Eileen Dover said...

If you looked beneath my clothes, you wouldn't be impressed.

I love you for saying that.

BTW, I have complete hair envy of your hair in that photo. My hair is ridiculously short, but I couldn't even get it to look like that, even if it was long.

Wanderlusting said...

Eileen - Meh, it's the truth. My BF may love it (bless him) but I'm not impressed...instead, am often disgusted, thus my need to get in shape. My goal? To not be disgusted anymore.

I was going for that hair look in the photo (even wore the same top) but alas I think the hairpeice I ended up attaching was overkill.

Oh well.

simon said...

I would not worry, All things happen for a reason.. part of the fabric of life ( as they say).


BTW the photos of Spain look a treat...

Wanderlusting said...

Simon - I'm a BIG believer in that, so that's why I'm not toooo fussed. I know everything I do will lead me to new places.

Cupcake Blonde said...

The role of Jim is played by hottie John Krasiniski. He was also recently in "Dreamgirls" and "The Holiday," but this will be his first big main role in a film. You are so lucky! If you do get to meet him make sure to get a picture with him so I can drool. I absolutely adore him!

Congrats on getting the better part. Personally I think playing a bride would be difficult because it is hard to know how you would feel unless you have been through that day yourself. I have gotten married and I doubt I could recreate that feeling! :)

Uhm, if you are fat I must be a whale...

Unknown said...

yeah too bad on the bride gig, oh well, not meant to be...

As for the workouts, yeah! I'm stepping mine up for now, but I've gotten a few hits and ahve been busier with the job stuff...

I'll keep you informed or maybe just email me since I've been so busy and haven't read blogs lately...

Swim meet tomorrow too!

Phil said...

Boo hiss to the bride.

Yay to the patron. All your research is paying off!

You learnt movie makeup? Like fake head wounds and monster stuff?

That is awesomely awesome.

amanda jane said...

you better find out Jim's real name... or it'll be an akward situation like when you saw....um.... STIFLER!! haha that's so funny... DO YOU REMEMBER?!?! uh.. my name's not stifler.. it's shaun

god I can't remember my password....

12th times a charm

Unknown said...

I joined a gym in an insane moment of wanting to get fit. I went to orientation. That's it.

BUT kudos to you for putting forth the effort.

Being the bride is totally overrated! No one pays attention to the bride. Seriously.

Wanderlusting said...

Vegas - Yeah it might be jinxing it a little anyway. HELL I'm already jinxed so I guess it doesn't matter.

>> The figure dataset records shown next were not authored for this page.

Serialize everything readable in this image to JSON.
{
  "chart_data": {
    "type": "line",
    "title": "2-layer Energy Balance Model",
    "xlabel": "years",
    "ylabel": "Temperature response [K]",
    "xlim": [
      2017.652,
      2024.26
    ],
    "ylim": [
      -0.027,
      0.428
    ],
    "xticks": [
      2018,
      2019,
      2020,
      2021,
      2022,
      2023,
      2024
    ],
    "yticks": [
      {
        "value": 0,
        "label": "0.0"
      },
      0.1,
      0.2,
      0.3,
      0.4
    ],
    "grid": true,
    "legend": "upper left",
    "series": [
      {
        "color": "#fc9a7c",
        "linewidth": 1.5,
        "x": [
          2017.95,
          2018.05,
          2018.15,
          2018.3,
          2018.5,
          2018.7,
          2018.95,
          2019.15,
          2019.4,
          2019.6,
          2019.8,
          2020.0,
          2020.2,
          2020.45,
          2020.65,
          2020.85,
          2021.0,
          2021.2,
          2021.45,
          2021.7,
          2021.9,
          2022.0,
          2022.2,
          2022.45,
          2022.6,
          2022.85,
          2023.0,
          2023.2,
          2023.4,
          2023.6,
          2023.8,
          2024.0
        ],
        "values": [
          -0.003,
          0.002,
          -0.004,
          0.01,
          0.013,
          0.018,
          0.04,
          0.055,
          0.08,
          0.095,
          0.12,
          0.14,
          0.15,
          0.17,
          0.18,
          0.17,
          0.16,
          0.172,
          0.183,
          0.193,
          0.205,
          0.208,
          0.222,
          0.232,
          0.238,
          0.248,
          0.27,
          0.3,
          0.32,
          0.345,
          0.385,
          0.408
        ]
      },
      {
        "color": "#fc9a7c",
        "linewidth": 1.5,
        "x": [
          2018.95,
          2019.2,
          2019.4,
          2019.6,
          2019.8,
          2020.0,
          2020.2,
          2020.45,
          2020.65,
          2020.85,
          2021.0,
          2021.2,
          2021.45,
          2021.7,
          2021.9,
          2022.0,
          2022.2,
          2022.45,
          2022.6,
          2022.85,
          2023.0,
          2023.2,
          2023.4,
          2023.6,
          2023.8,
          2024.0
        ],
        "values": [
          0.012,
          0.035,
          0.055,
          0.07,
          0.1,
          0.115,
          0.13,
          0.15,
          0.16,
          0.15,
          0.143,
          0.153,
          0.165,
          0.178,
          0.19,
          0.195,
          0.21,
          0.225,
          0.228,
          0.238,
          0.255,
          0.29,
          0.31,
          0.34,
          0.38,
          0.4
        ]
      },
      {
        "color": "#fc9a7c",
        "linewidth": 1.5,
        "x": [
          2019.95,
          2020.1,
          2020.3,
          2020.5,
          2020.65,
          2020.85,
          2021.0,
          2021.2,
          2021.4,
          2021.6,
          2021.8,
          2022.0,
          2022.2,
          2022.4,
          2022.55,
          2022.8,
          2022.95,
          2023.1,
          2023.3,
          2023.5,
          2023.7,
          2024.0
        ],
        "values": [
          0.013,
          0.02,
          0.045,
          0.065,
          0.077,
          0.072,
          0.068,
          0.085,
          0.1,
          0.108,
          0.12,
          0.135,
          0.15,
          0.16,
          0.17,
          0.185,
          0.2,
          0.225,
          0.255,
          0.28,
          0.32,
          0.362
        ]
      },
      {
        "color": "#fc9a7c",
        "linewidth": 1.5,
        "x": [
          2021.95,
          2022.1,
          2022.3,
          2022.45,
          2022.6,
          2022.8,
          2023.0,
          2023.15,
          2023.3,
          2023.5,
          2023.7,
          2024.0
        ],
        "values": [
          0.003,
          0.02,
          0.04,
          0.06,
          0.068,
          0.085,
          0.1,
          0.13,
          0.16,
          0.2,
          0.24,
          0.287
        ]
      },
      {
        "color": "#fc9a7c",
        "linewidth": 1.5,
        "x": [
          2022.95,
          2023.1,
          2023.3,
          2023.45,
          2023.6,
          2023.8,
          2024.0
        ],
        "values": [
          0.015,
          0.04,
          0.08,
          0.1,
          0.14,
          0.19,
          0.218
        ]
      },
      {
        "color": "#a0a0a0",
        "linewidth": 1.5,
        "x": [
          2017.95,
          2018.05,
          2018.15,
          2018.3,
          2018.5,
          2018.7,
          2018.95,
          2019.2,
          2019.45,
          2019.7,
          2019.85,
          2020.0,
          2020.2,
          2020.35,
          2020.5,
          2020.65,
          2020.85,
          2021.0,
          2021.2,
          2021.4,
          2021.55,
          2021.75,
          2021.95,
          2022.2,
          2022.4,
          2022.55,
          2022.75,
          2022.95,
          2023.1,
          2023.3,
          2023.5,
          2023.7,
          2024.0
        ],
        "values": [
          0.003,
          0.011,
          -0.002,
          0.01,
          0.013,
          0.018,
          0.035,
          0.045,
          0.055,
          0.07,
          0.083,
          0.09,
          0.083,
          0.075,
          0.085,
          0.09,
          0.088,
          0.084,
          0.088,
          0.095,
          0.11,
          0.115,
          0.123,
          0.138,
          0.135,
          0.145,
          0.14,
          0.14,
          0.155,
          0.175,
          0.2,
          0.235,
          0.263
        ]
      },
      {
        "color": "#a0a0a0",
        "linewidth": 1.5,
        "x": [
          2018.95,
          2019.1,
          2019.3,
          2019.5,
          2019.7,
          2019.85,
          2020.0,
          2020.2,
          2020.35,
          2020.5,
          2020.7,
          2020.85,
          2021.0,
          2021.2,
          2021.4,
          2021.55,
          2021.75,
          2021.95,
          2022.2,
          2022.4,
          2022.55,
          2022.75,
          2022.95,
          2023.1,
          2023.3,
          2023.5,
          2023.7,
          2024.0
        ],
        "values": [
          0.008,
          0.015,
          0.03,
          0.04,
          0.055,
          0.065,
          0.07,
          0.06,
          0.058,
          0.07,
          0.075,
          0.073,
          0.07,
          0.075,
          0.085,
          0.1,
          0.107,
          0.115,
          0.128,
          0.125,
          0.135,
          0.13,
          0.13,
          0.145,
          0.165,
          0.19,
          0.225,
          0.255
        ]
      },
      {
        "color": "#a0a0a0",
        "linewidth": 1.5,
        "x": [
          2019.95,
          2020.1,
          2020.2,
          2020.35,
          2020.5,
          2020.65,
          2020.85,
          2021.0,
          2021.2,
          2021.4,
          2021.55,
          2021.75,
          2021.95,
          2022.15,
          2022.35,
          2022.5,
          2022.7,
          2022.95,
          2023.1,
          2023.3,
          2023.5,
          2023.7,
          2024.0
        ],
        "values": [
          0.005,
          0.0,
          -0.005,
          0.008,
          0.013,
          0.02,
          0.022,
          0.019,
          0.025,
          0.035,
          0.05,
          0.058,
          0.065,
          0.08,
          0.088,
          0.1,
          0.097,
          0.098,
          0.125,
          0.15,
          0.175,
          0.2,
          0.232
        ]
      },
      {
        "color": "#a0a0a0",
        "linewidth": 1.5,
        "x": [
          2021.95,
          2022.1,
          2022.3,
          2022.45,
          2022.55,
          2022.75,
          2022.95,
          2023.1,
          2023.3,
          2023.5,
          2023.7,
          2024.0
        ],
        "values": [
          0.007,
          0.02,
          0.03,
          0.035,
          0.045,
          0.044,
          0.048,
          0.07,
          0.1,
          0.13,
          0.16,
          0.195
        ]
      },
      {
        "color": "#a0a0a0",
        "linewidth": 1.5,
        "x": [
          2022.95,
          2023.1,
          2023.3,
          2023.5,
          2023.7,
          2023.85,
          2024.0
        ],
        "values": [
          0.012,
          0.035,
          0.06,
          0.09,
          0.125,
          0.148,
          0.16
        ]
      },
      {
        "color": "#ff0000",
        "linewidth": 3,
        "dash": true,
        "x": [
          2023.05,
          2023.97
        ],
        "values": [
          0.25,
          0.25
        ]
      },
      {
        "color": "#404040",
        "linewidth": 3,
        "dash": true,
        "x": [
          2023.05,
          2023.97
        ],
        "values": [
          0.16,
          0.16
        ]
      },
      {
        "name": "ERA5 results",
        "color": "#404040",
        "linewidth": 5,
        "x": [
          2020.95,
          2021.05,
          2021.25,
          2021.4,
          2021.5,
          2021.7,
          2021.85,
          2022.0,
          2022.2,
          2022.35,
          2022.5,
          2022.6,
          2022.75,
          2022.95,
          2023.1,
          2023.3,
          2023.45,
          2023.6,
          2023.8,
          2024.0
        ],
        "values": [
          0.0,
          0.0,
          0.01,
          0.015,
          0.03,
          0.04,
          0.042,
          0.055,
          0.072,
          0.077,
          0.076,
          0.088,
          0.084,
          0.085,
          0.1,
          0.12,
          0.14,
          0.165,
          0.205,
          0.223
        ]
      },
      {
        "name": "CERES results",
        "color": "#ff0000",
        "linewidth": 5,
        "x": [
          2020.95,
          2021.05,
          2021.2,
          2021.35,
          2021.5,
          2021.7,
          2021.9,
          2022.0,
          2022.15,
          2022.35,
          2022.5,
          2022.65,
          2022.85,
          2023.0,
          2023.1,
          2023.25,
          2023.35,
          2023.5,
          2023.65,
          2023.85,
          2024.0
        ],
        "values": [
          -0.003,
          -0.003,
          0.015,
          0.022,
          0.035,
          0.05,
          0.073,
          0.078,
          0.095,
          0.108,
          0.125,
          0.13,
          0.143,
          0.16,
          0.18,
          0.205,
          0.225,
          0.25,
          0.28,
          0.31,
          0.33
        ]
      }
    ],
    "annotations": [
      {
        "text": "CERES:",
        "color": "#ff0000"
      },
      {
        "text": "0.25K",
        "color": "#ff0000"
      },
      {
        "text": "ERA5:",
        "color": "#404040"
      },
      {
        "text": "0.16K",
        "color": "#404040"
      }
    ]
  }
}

Expat - I suppose I'll find out why it's not meant to be...or I might not. But I try and believe that. Good for you, getting into shape is hard, especially in this weather.

Phil - Not so much special effects makeup, but I can do a pretty mean black eye...even without punching the person in the face.

AJ - ha, thanks for reminding me! Poor Stifler.

Charmschool - It might be overrated but it was probably my only chance to wear the white dress. Oh well...some people are not cut out to be a bride.